No temamos al futuro...

Escucho a diario los desprecios con que algunos profesores se refieren a las nuevas tecnologías. No se dan cuenta que con dichas actitudes reflejan la falta de motivación por adquirir nuevos conocimientos. Lo peor es que los alumnos son testigos de ese negativismo y en vez de encontrar en las instituciones educativas un ambiente de renovación intelectual que los prepare para los retos reales del futuro, se tropiezan con profesores estancados en el pasado. Como resultado, muchos alumnos sienten que los altos precios de sus clases son una estafa. En otras palabras, algunas escuelas se han convertido en tiendas que venden credenciales académicas que no sirven para nada.
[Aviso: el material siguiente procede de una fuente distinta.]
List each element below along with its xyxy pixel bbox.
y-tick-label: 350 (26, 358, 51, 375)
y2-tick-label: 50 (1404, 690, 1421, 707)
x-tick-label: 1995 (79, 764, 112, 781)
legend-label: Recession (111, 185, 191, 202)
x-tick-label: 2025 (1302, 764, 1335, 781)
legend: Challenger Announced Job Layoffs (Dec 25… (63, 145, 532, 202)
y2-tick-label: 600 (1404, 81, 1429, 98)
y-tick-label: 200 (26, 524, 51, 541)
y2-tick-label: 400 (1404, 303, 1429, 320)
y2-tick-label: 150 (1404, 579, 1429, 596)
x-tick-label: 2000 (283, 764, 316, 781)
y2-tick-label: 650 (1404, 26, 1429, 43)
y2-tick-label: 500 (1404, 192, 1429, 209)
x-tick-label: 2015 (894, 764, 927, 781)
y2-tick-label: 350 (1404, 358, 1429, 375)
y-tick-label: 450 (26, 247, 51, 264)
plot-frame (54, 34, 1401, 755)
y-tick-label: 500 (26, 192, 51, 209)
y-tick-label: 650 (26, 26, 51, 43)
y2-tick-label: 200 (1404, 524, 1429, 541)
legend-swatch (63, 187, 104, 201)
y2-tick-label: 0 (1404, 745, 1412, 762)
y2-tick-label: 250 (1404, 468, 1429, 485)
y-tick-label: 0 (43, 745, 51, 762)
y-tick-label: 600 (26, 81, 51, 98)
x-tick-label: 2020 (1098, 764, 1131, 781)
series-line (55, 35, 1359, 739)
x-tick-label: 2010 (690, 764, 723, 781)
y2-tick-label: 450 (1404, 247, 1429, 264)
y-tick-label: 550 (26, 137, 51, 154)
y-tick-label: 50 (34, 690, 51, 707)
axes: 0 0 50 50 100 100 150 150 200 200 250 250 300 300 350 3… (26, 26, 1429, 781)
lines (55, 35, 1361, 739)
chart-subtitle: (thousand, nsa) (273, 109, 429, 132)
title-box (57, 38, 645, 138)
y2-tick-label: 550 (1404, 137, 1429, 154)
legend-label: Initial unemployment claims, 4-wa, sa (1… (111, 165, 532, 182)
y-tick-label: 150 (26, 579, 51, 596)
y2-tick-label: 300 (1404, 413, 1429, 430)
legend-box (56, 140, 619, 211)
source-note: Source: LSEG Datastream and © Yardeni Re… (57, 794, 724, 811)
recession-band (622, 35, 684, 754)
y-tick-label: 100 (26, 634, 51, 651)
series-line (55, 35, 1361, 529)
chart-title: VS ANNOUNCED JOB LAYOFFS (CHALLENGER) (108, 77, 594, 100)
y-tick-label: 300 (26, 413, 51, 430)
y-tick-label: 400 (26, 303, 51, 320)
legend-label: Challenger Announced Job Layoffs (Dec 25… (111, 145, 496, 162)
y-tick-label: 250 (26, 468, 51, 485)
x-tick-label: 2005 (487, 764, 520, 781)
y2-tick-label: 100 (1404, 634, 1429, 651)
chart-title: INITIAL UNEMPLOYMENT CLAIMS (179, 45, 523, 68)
Por eso no debe extrañarnos la cantidad de titulados que terminan en trabajos para los que se requiere una preparación inferior y son mal remunerados. Hoy el diario español El País publica una nota excelente sobre el tema. Hay quienes argumentan que la tecnología está erosionando a los lenguajes, volviéndonos dependiente de máquinas y reduciendo la capacidad de razonamiento. ¡No es cierto! Por el contrario, la tecnología obliga a saber investigar, a descubrir los términos apropiados de búsqueda y a discernir entre toda la información encontrada cuál es la más válida. Las máquinas pueden almacenar millones de páginas con toda clase de contenido, pero somos nosotros los que finalmente debemos contar con los conocimientos que nos permitan diferenciarlas. En cuanto a los lenguajes... ¿a qué le tememos? Aún si con el tiempo se infestaran de neologismos y terminaran reducidos a simples imprecaciones, anagramas y acrónimos, no podemos olvidarnos que la comunicación de la humanidad comenzó por señas. Quizás terminemos de la misma manera, pero lo importante es, en resumidas cuentas, transmitir nuestras ideas y sentimientos. Los libros son pilares del conocimiento, pero en la medida que la población se multiplica y el medio ambiente se destruye, se buscan alternativas que eliminen la necesidad de podar nuestros árboles para la elaboración del papel. Las nuevas tabletas digitales de lectura permiten almacenar una biblioteca completa en la palma de la mano, acceder al diccionario con solo golpear una palabra, traducir el texto a cualquier idioma, magnificar el tamaño de letra, enviarle una cita sobresaliente a un amigo, contestar una llamada telefónica y hasta escribir anotaciones tal como lo hacíamos en los márgenes de las páginas.
No le temamos al futuro. Los educadores tenemos la responsabilidad de educarnos para educar y el dominio de la tecnología es quizás lo prioritario que debamos inculcarnos para podérselo transmitir a nuestros alumnos. De lo contrario, continuaremos egresando generaciones de graduados semianalfabetos y semifuncionales.